Model-based RL

Model-free vs. model-based RL

In the model-free (MF) RL methods seen sofar, we did not need to know anything about the dynamics of the environment to start learning a policy:

p(s' | s, a) \; \; r(s, a, s')

We just sampled transitions (s, a, r, s') and update the value / policy network. The main advantage is that the agent does not need to “think” when acting: it just select the action with highest Q-value or the one selected by the policy network (reflexive behavior). The other advantage is that you can use MF methods on any MDP: you do not need to know anything about them before applying MF as a blackbox optimizer.

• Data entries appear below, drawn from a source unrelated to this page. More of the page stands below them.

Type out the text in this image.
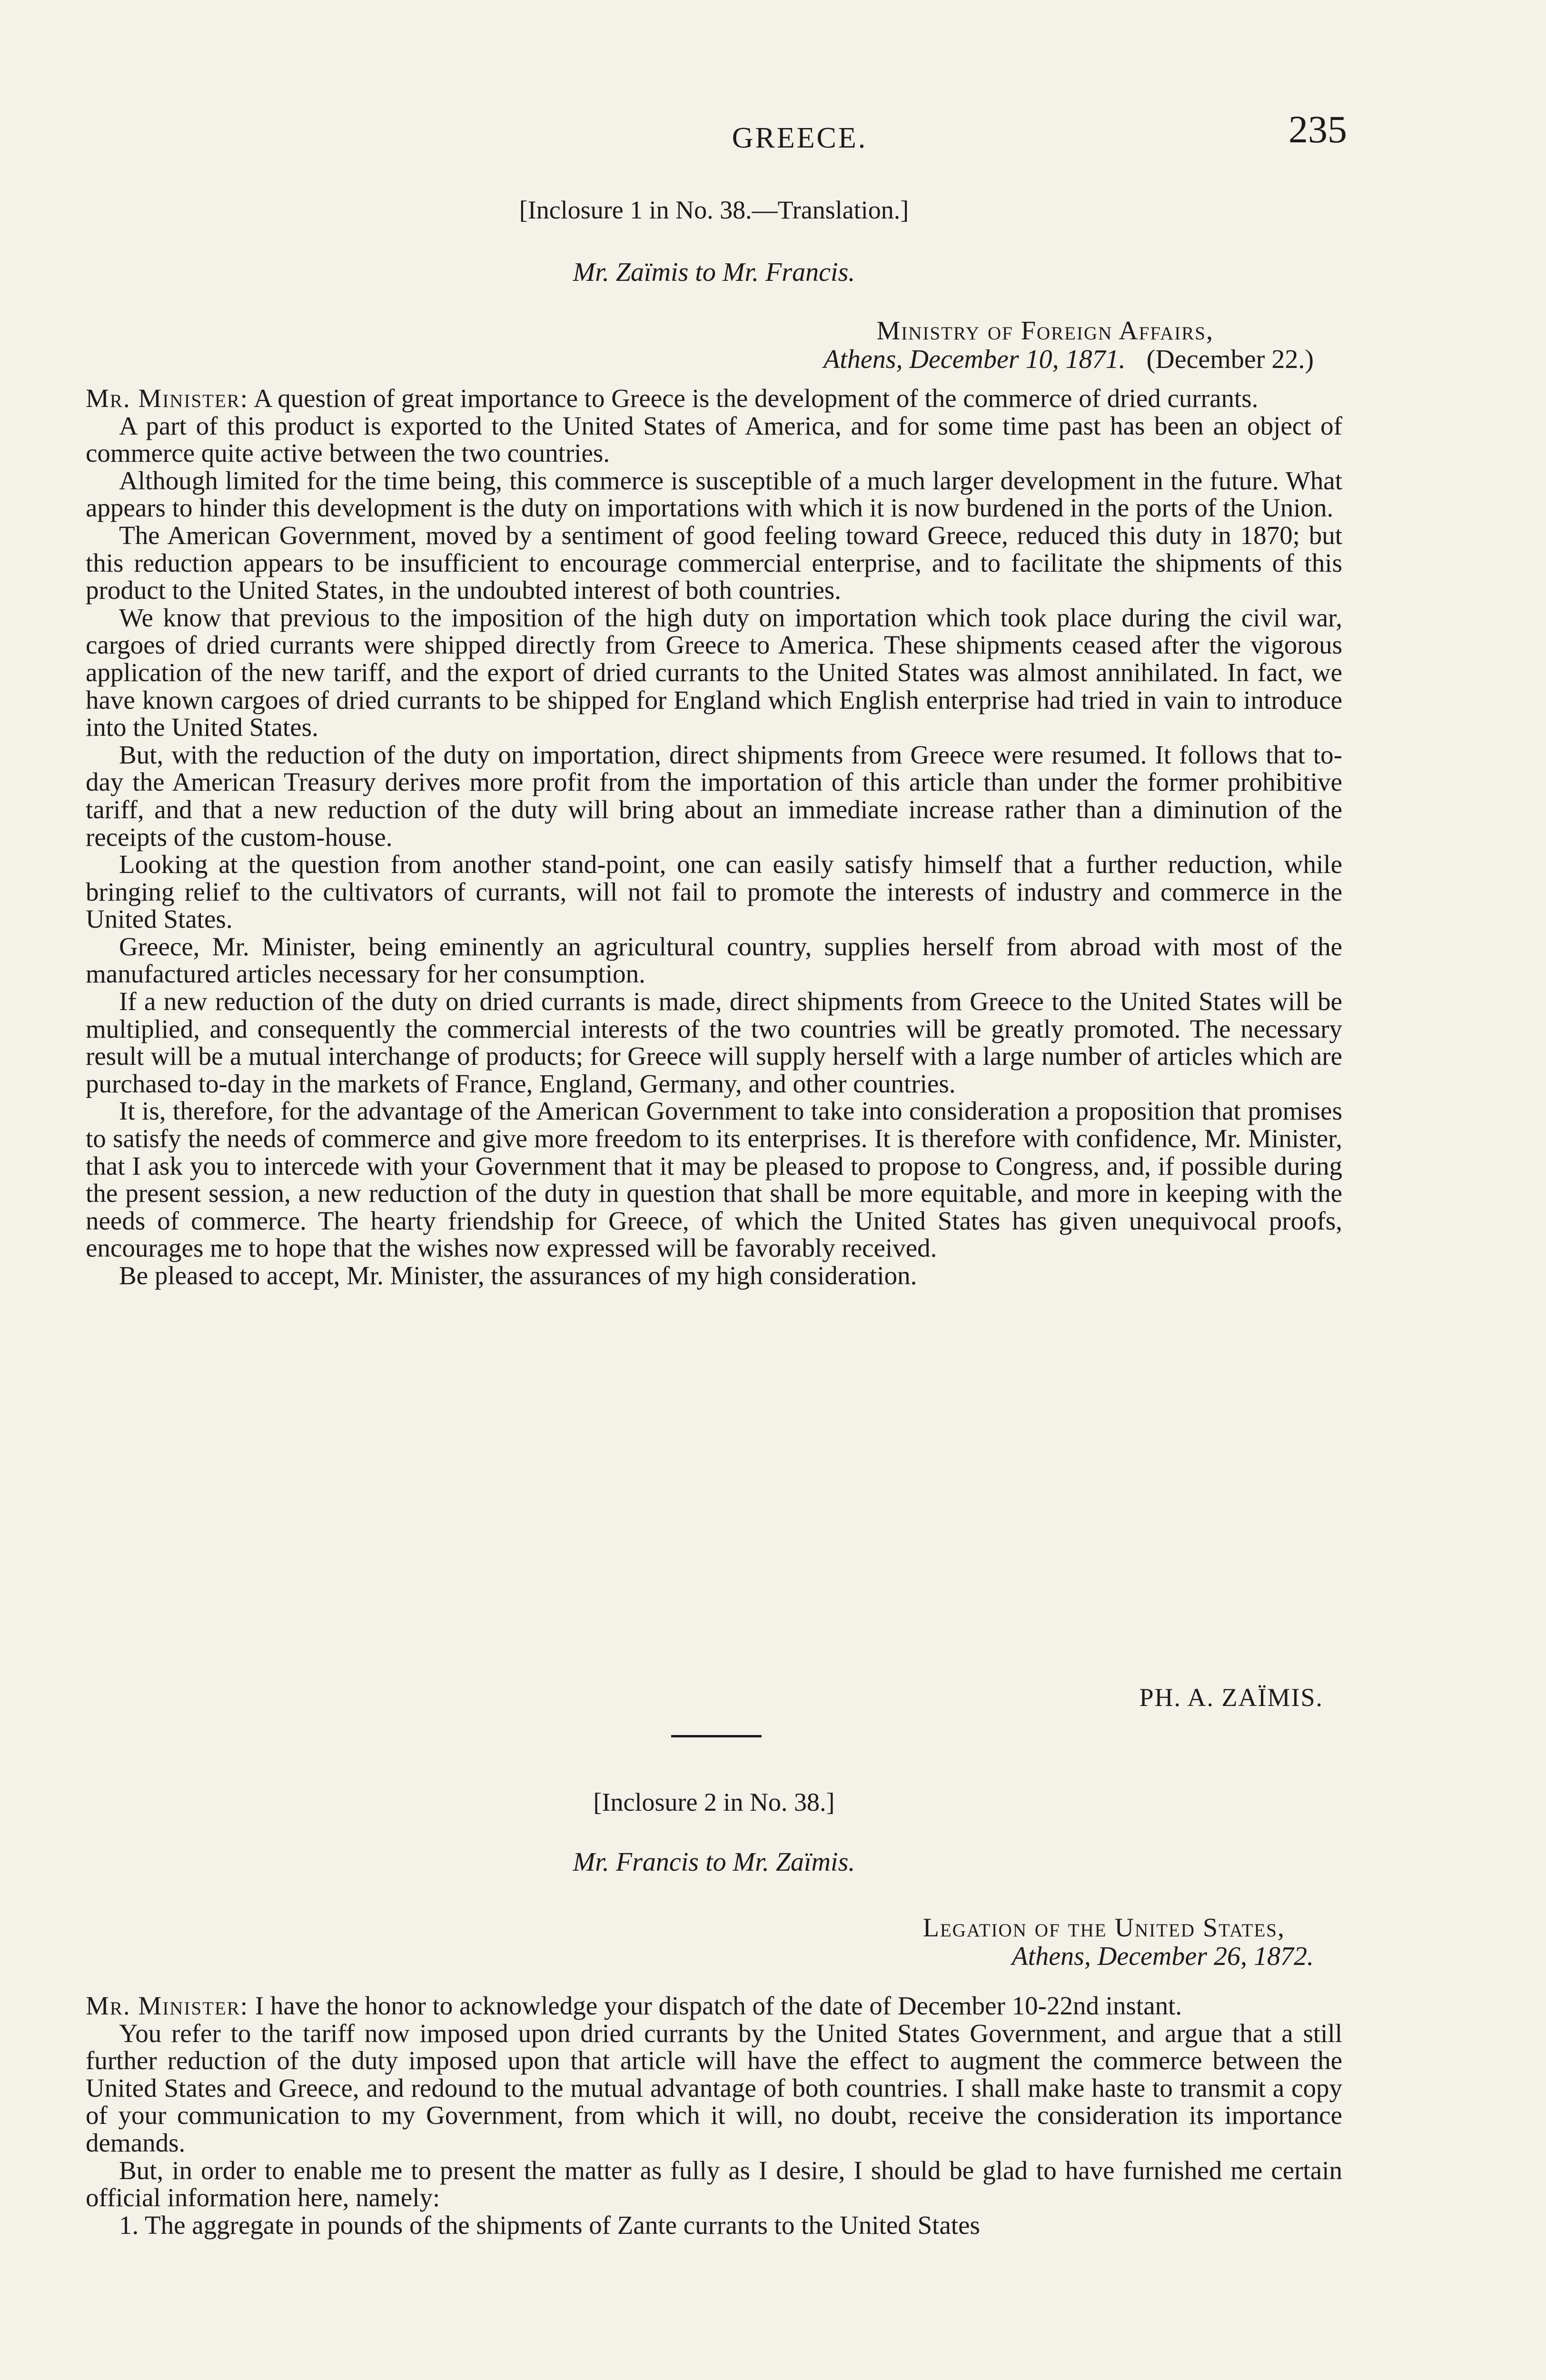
GREECE.	235
[Inclosure 1 in No. 38.—Translation.]
Mr. Zaïmis to Mr. Francis.
Ministry of Foreign Affairs,
Athens, December 10, 1871. (December 22.)

Mr. Minister: A question of great importance to Greece is the development of the commerce of dried currants.

A part of this product is exported to the United States of America, and for some time past has been an object of commerce quite active between the two countries.

Although limited for the time being, this commerce is susceptible of a much larger development in the future. What appears to hinder this development is the duty on importations with which it is now burdened in the ports of the Union.

The American Government, moved by a sentiment of good feeling toward Greece, reduced this duty in 1870; but this reduction appears to be insufficient to encourage commercial enterprise, and to facilitate the shipments of this product to the United States, in the undoubted interest of both countries.

We know that previous to the imposition of the high duty on importation which took place during the civil war, cargoes of dried currants were shipped directly from Greece to America. These shipments ceased after the vigorous application of the new tariff, and the export of dried currants to the United States was almost annihilated. In fact, we have known cargoes of dried currants to be shipped for England which English enterprise had tried in vain to introduce into the United States.

But, with the reduction of the duty on importation, direct shipments from Greece were resumed. It follows that to-day the American Treasury derives more profit from the importation of this article than under the former prohibitive tariff, and that a new reduction of the duty will bring about an immediate increase rather than a diminution of the receipts of the custom-house.

Looking at the question from another stand-point, one can easily satisfy himself that a further reduction, while bringing relief to the cultivators of currants, will not fail to promote the interests of industry and commerce in the United States.

Greece, Mr. Minister, being eminently an agricultural country, supplies herself from abroad with most of the manufactured articles necessary for her consumption.

If a new reduction of the duty on dried currants is made, direct shipments from Greece to the United States will be multiplied, and consequently the commercial interests of the two countries will be greatly promoted. The necessary result will be a mutual interchange of products; for Greece will supply herself with a large number of articles which are purchased to-day in the markets of France, England, Germany, and other countries.

It is, therefore, for the advantage of the American Government to take into consideration a proposition that promises to satisfy the needs of commerce and give more freedom to its enterprises. It is therefore with confidence, Mr. Minister, that I ask you to intercede with your Government that it may be pleased to propose to Congress, and, if possible during the present session, a new reduction of the duty in question that shall be more equitable, and more in keeping with the needs of commerce. The hearty friendship for Greece, of which the United States has given unequivocal proofs, encourages me to hope that the wishes now expressed will be favorably received.

Be pleased to accept, Mr. Minister, the assurances of my high consideration.

PH. A. ZAÏMIS.
[Inclosure 2 in No. 38.]
Mr. Francis to Mr. Zaïmis.
Legation of the United States,
Athens, December 26, 1872.

Mr. Minister: I have the honor to acknowledge your dispatch of the date of December 10-22nd instant.

You refer to the tariff now imposed upon dried currants by the United States Government, and argue that a still further reduction of the duty imposed upon that article will have the effect to augment the commerce between the United States and Greece, and redound to the mutual advantage of both countries. I shall make haste to transmit a copy of your communication to my Government, from which it will, no doubt, receive the consideration its importance demands.

But, in order to enable me to present the matter as fully as I desire, I should be glad to have furnished me certain official information here, namely:

1. The aggregate in pounds of the shipments of Zante currants to the United States
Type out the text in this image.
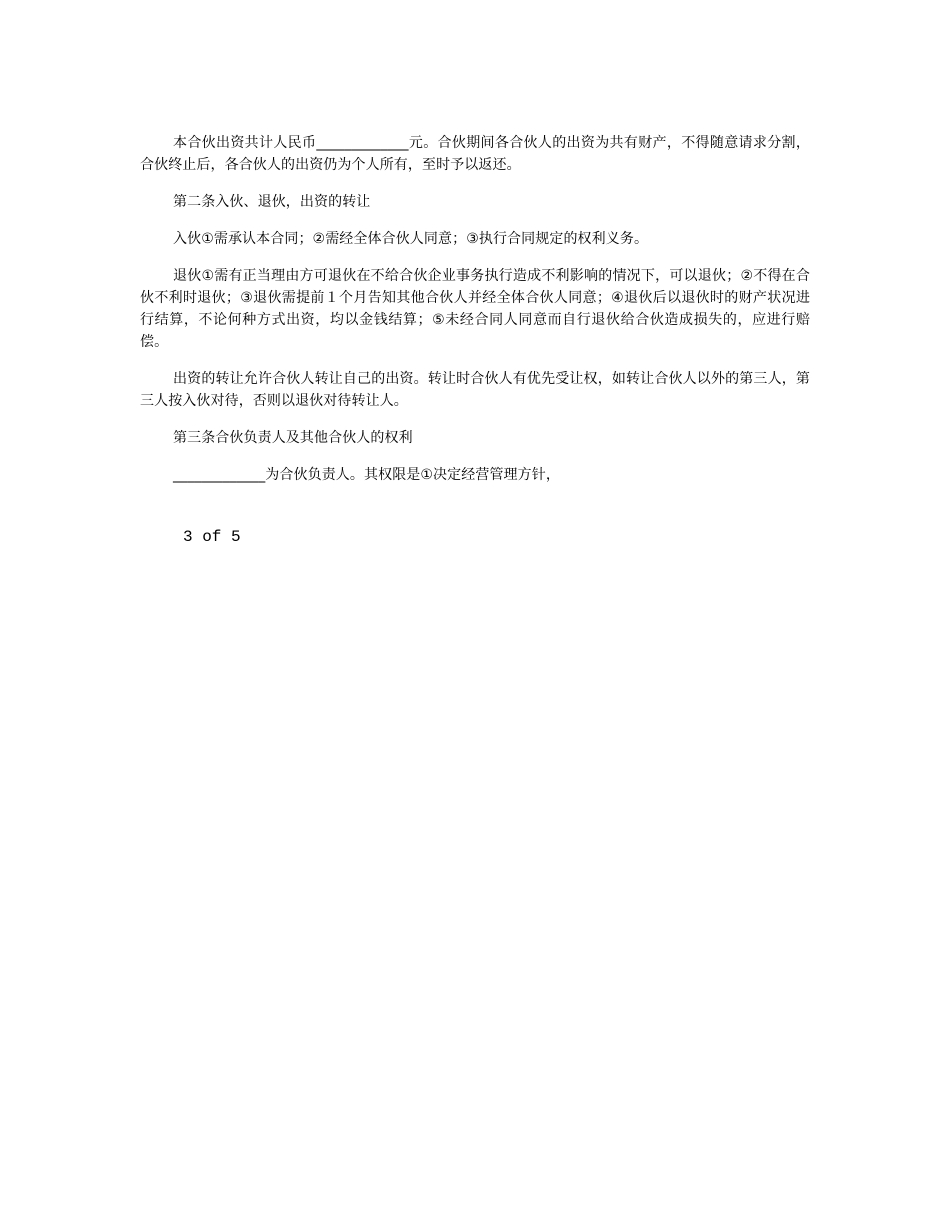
本合伙出资共计人民币_____________元。合伙期间各合伙人的出资为共有财产，不得随意请求分割，合伙终止后，各合伙人的出资仍为个人所有，至时予以返还。

第二条入伙、退伙，出资的转让

入伙①需承认本合同；②需经全体合伙人同意；③执行合同规定的权利义务。

退伙①需有正当理由方可退伙在不给合伙企业事务执行造成不利影响的情况下，可以退伙；②不得在合伙不利时退伙；③退伙需提前１个月告知其他合伙人并经全体合伙人同意；④退伙后以退伙时的财产状况进行结算，不论何种方式出资，均以金钱结算；⑤未经合同人同意而自行退伙给合伙造成损失的，应进行赔偿。

出资的转让允许合伙人转让自己的出资。转让时合伙人有优先受让权，如转让合伙人以外的第三人，第三人按入伙对待，否则以退伙对待转让人。

第三条合伙负责人及其他合伙人的权利

_____________为合伙负责人。其权限是①决定经营管理方针，

3 of 5
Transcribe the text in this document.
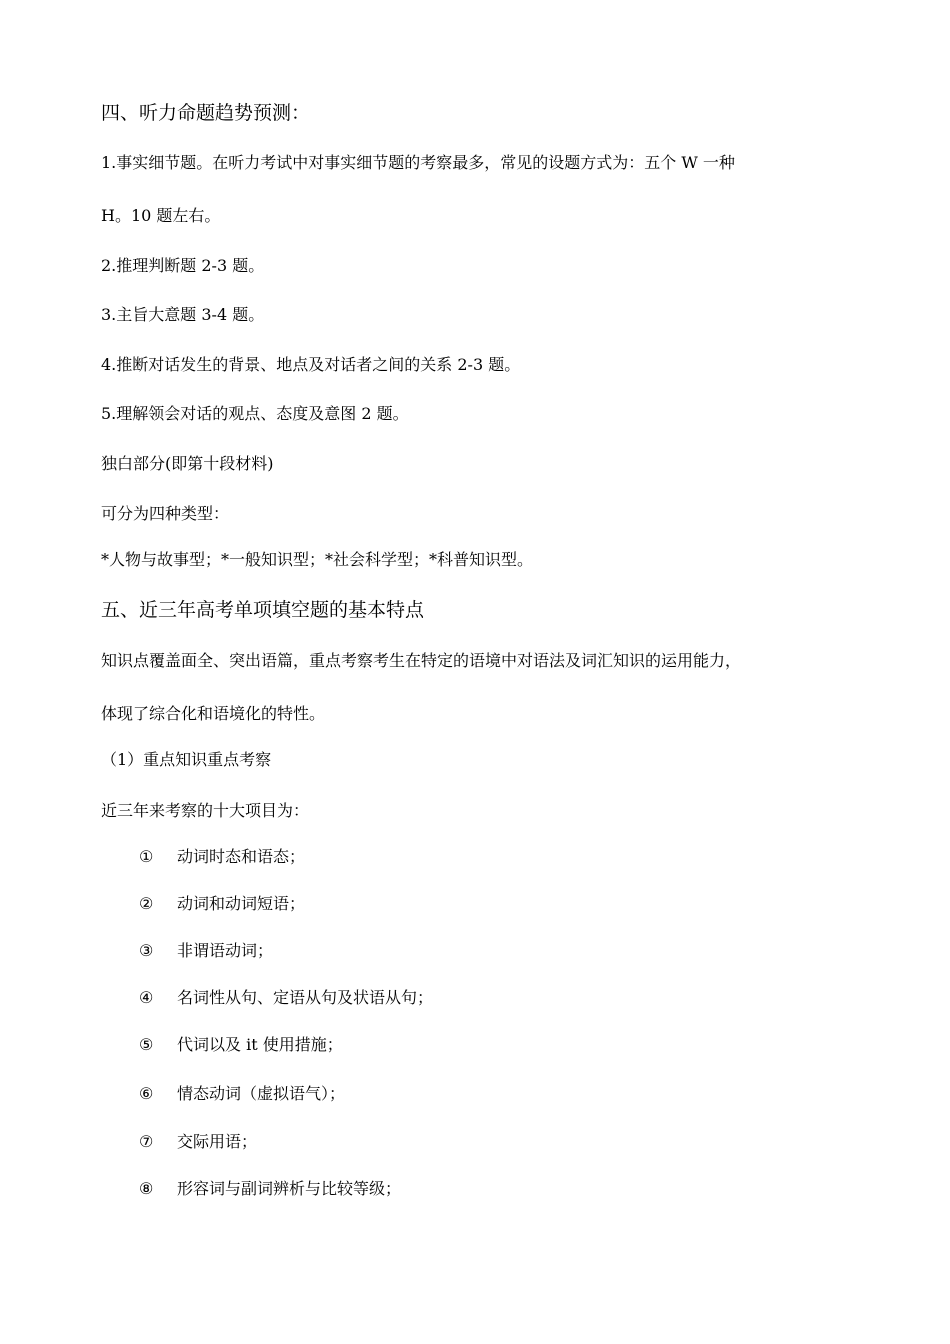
四、听力命题趋势预测：
1.事实细节题。在听力考试中对事实细节题的考察最多，常见的设题方式为：五个 W 一种
H。10 题左右。
2.推理判断题 2-3 题。
3.主旨大意题 3-4 题。
4.推断对话发生的背景、地点及对话者之间的关系 2-3 题。
5.理解领会对话的观点、态度及意图 2 题。
独白部分(即第十段材料)
可分为四种类型：
*人物与故事型；*一般知识型；*社会科学型；*科普知识型。
五、近三年高考单项填空题的基本特点
知识点覆盖面全、突出语篇，重点考察考生在特定的语境中对语法及词汇知识的运用能力，
体现了综合化和语境化的特性。
（1）重点知识重点考察
近三年来考察的十大项目为：
① 动词时态和语态；
② 动词和动词短语；
③ 非谓语动词；
④ 名词性从句、定语从句及状语从句；
⑤ 代词以及 it 使用措施；
⑥ 情态动词（虚拟语气）；
⑦ 交际用语；
⑧ 形容词与副词辨析与比较等级；
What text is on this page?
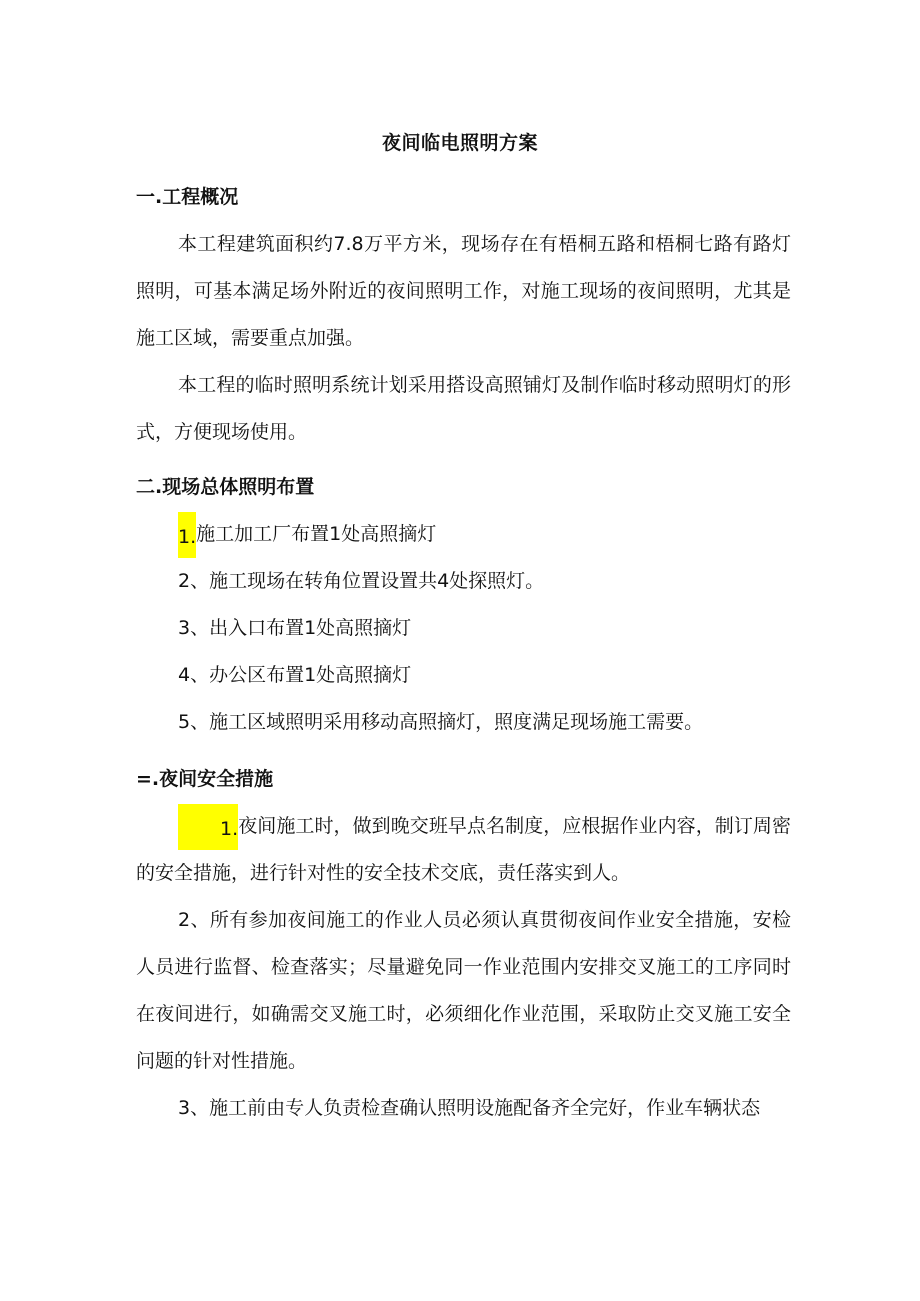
夜间临电照明方案
一.工程概况
本工程建筑面积约7.8万平方米，现场存在有梧桐五路和梧桐七路有路灯照明，可基本满足场外附近的夜间照明工作，对施工现场的夜间照明，尤其是施工区域，需要重点加强。
本工程的临时照明系统计划采用搭设高照铺灯及制作临时移动照明灯的形式，方便现场使用。
二.现场总体照明布置
1.施工加工厂布置1处高照摘灯
2、施工现场在转角位置设置共4处探照灯。
3、出入口布置1处高照摘灯
4、办公区布置1处高照摘灯
5、施工区域照明采用移动高照摘灯，照度满足现场施工需要。
=.夜间安全措施
1.夜间施工时，做到晚交班早点名制度，应根据作业内容，制订周密的安全措施，进行针对性的安全技术交底，责任落实到人。
2、所有参加夜间施工的作业人员必须认真贯彻夜间作业安全措施，安检人员进行监督、检查落实；尽量避免同一作业范围内安排交叉施工的工序同时在夜间进行，如确需交叉施工时，必须细化作业范围，采取防止交叉施工安全问题的针对性措施。
3、施工前由专人负责检查确认照明设施配备齐全完好，作业车辆状态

However, MF methods are very slow (sample complexity): as they make no assumption, they have to learn everything by trial-and-error from scratch. If you had a model of the environment, you could plan ahead (what would happen if I did that?) and speed up learning (do not explore obviously stupid ideas): such a behavior is called model-based RL (MB). Dynamic programming (Section Dynamic programming) is for example a model-based method, as it requires the knowledge of p(s' | s, a) and r(s, a, s') to solve the Bellman equations.

In chess, for example, players plan ahead the possible moves up to a certain horizon and evaluate moves based on their emulated consequences. In real-time strategy games, learning the environment (world model) is part of the strategy: you do not attack right away.

This chapter presents several MB algorithms, including MPC planning algorithms, World models and the different variants of AlphaGo. We first present the main distinction in MB RL, planning algorithms (MPC) versus MB-augmented MF (Dyna) methods. Another useful dichotomy that we will see in the AlphaGo section is about learned models vs. given models.

Figure 20.2: Source: https://github.com/avillemin/RL-Personnal-Notebook

Learning a dynamics model

Learning the world model is not complicated in theory. We just need to collect enough transitions (s, a, r , s') using a random agent (or an expert) and train a supervised model to predict the next state and the corresponding reward.

M(s, a) = (s', r )

Such a model is called the dynamics model, the transition model or the forward model, and basically answers the question:

What would happen if I did that?

The model can be deterministic (in which case we should use neural networks) or stochastic (in which case we should use Gaussian processes, mixture density networks or recurrent state space models). Any kind of supervised learning method can be used in principle.

Once you have trained a good transition model, you can generate rollouts, i.e. imaginary trajectories / episodes \tau using the model. Given an initial state s_0 and a policy \pi, you can unroll the future using the model s', r = M(s, a).

s_0 \xrightarrow[\pi]{} a_0 \xrightarrow[M]{} s_1 \xrightarrow[\pi]{} a_1 \xrightarrow[\pi]{} s_2 \xrightarrow[]{} \ldots \xrightarrow[M]{} s_T

Given the model, you can also compute the return R(\tau) of the emulated trajectory. Everything is as if you were interacting with the environment, but you actually do not need it anymore: the model becomes the environment. You can now search for an optimal policy on these emulated trajectories:

Training in imagination

Collect transitions (s, a, r, s') using a (random/expert) policy b and create a dataset \mathcal{D} = \{(s_k, a_k, r_, s'_k\}_{k}.
Train the model M(s, a) = (s', r) on \mathcal{D} using supervised learning.
Optimize the policy \pi on rollouts \tau generated by the model.

Any method can be used to optimize the policy. We can obviously use a model-free algorithm to maximize the expected return of the trajectories:

\mathcal{J}(\pi) = \mathbb{E}_{\tau \sim \rho_\pi}[R(\tau)]

The only sample complexity is the one needed to train the model: the rest is emulated. For problems where a physical step (t \rightarrow t+1) is very expensive compared to an inference step of the model (neural networks can predict very fast), this can even allow to use inefficient but optimal methods to find the policy. Brute-force optimization becomes possible if using the model is much faster that the real environment. However, this approach has two major drawbacks:

The model can only be as good as the data, and errors are going to accumulate, especially for long trajectories or probabilistic MDPs.
If the dataset does not contain the important transitions (for example where there are sparse rewards), the policy will likely be sub-optimal. In extreme cases, training the model up to a sufficient precision might necessitate more samples than learning the policy directly with MF methods.